Unsurprisingly, a study determined that the greater prevalence of firearms in circulation was strongly and positively correlated with higher rates of homicide, estimating that for every 18 guns taken off the streets of São Paulo, one life was saved.

Research into the characteristics of weapons used in crime is essential to guide public policy. Another recent Sou da Paz publication that covered every single weapon apprehended by the police in São Paulo (over 14,000 firearms) in 2011 and 2012 showed that a vast majority of the firearms used in violent crime were handguns, relatively low-tech, made in Brazil, and often fairly old.

Almost 60 percent of all weapons were revolvers, 32 percent were pistols; 78 percent were produced in Brazil (almost entirely by the company Taurus) and 14 percent were produced before 1980, including 2 percent produced in the 1950s -- only 10 percent were "new" (produced since 2010). Within the universe of weapons connected to homicides, almost 97 percent were handguns (revolvers and pistols).

Numbers and proportions will differ elsewhere, and the inclusion of firearm suicides and accidents under the rubric of 'armed violence' would further consolidate the disproportional role played particularly by handguns in the broader 'epidemic'. Most data on 'armed' or 'gun' violence does not include the massive numbers of gun suicides -- for conceptual and methodological reasons -- but from the perspective of the loss of life and suffering, these cannot be ignored; in the US, for example, more people yearly kill themselves with guns than the number killed with guns by others.

In the case of non-lethal incidents and the psychological effects of armed violence (fear, threats, indirect victimization), guns are also the main tools of injury and intimidation in most of the world, for most people. Though precise numbers are hard to come by, and particularly psychological effects may often be dismissed, these are a major component of the global armed violence crisis.

According to the Small Arms Survey, as many as 7 million people around the world over the last decade could be living with firearm injuries in settings outside of armed conflicts. In the US, estimates point to three to six non-lethal victims per fatality. Injuries, moreover, often mask so-called "slow homicides," recorded as different types of morbidity (such as infection), but in reality originally caused by gun violence months or even years earlier.

Psychological effects are likewise grim, under-reported and widespread.
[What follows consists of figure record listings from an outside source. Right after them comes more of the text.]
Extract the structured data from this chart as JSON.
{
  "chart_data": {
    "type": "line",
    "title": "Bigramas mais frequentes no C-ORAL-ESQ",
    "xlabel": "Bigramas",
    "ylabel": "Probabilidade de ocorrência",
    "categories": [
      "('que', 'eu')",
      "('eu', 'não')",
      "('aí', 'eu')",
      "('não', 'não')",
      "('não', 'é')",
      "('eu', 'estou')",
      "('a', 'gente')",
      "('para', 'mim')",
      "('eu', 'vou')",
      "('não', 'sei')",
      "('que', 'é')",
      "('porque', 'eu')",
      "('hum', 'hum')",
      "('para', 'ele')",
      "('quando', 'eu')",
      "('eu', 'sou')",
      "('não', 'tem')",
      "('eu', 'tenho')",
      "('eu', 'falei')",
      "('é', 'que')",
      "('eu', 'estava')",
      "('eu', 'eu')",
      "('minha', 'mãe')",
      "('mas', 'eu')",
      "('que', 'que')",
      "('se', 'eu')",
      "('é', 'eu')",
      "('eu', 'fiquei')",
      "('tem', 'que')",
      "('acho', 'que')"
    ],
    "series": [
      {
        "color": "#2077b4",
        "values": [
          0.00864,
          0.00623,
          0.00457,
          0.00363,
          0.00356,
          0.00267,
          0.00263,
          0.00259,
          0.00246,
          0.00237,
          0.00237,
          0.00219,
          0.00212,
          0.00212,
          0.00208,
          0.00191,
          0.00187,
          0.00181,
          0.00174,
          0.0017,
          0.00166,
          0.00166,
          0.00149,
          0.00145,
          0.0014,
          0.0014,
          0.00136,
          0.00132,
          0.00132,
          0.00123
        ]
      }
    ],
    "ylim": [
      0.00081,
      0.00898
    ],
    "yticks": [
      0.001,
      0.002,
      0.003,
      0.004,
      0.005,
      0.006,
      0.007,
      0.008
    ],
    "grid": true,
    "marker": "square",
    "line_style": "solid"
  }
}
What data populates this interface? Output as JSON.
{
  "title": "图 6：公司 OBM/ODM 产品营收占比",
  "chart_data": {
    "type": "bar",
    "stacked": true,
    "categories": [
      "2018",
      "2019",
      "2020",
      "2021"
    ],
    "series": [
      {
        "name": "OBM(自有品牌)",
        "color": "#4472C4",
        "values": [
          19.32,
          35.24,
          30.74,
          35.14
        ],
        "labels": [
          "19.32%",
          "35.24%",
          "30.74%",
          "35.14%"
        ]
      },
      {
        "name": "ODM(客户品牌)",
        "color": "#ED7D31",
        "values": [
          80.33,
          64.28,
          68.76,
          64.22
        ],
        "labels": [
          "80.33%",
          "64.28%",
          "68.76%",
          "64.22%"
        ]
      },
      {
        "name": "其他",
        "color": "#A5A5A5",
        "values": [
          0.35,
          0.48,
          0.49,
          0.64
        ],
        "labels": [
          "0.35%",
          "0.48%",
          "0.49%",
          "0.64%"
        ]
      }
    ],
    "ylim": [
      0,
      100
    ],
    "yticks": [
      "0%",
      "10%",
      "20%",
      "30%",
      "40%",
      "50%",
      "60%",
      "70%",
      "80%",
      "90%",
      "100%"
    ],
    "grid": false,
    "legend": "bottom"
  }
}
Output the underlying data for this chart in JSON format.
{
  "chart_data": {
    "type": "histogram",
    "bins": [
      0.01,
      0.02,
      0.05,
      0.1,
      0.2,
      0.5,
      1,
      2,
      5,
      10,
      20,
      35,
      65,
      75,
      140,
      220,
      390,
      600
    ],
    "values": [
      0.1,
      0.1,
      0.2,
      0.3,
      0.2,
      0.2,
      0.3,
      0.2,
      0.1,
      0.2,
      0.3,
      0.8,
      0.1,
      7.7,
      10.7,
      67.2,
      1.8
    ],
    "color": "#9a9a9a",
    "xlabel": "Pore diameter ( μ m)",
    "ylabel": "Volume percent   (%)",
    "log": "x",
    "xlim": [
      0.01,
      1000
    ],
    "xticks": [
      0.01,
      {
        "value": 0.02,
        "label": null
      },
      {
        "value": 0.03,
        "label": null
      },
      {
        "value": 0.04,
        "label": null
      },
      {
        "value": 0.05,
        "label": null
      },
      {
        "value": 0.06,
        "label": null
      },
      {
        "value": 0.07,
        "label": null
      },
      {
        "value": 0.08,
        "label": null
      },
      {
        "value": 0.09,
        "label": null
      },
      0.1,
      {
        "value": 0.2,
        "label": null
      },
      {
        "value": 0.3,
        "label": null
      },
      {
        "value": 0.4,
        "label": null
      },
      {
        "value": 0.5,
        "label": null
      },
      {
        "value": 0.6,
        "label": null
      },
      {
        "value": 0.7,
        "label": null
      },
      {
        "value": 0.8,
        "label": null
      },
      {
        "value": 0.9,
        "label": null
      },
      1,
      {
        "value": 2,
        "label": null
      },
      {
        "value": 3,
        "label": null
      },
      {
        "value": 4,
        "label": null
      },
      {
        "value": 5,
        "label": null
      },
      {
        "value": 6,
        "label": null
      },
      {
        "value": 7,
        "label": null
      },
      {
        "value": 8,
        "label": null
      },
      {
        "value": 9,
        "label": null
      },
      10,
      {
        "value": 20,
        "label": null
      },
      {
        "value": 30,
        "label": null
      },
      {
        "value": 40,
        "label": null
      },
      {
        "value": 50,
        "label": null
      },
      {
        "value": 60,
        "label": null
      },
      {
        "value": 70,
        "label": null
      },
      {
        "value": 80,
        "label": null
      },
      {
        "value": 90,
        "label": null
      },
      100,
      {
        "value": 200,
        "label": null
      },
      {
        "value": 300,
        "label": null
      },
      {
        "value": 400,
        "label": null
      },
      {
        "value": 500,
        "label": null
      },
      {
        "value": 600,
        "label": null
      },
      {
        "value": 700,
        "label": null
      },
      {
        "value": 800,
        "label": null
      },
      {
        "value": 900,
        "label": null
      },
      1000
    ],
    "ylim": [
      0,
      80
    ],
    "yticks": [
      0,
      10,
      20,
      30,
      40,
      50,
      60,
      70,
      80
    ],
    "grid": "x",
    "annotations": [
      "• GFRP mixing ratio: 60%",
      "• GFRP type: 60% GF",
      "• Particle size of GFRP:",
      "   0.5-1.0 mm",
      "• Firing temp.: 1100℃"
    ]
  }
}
In the case of our city, though homicides have fallen over 70 percent in the last decade -- a precipitous, historic drop sometimes referred to as the "São Paulo miracle" -- recent polls suggest that the vast majority of people actually think "violence" has increased -- armed robbery being a major culprit. According to a recent victimization poll, more than half of all Brazilians are "very afraid" of being killed, and almost a third believes they could be murdered in the next 12 months.

These psychological effects should not be ignored, as noted by Ashkenazi, "guns do not need to be fired to be effective... provided the willingness of the user to actually fire the weapon has been established." In the national psyche of Brazil, and most of Latin America and the Caribbean, said willingness is firmly established, either through personal experience or ubiquitous media coverage of violent crime.

Quite clearly, certainly in the Americas but also most of the world, firearms should be the principal focus for those attempting to curb violence through better safety, regulation and control of its 'tools'. If indeed guns "kill and injure more on a daily basis worldwide than any other type of technology developed by humans to harm other humans", attention from civil society and governments alike should be commensurate.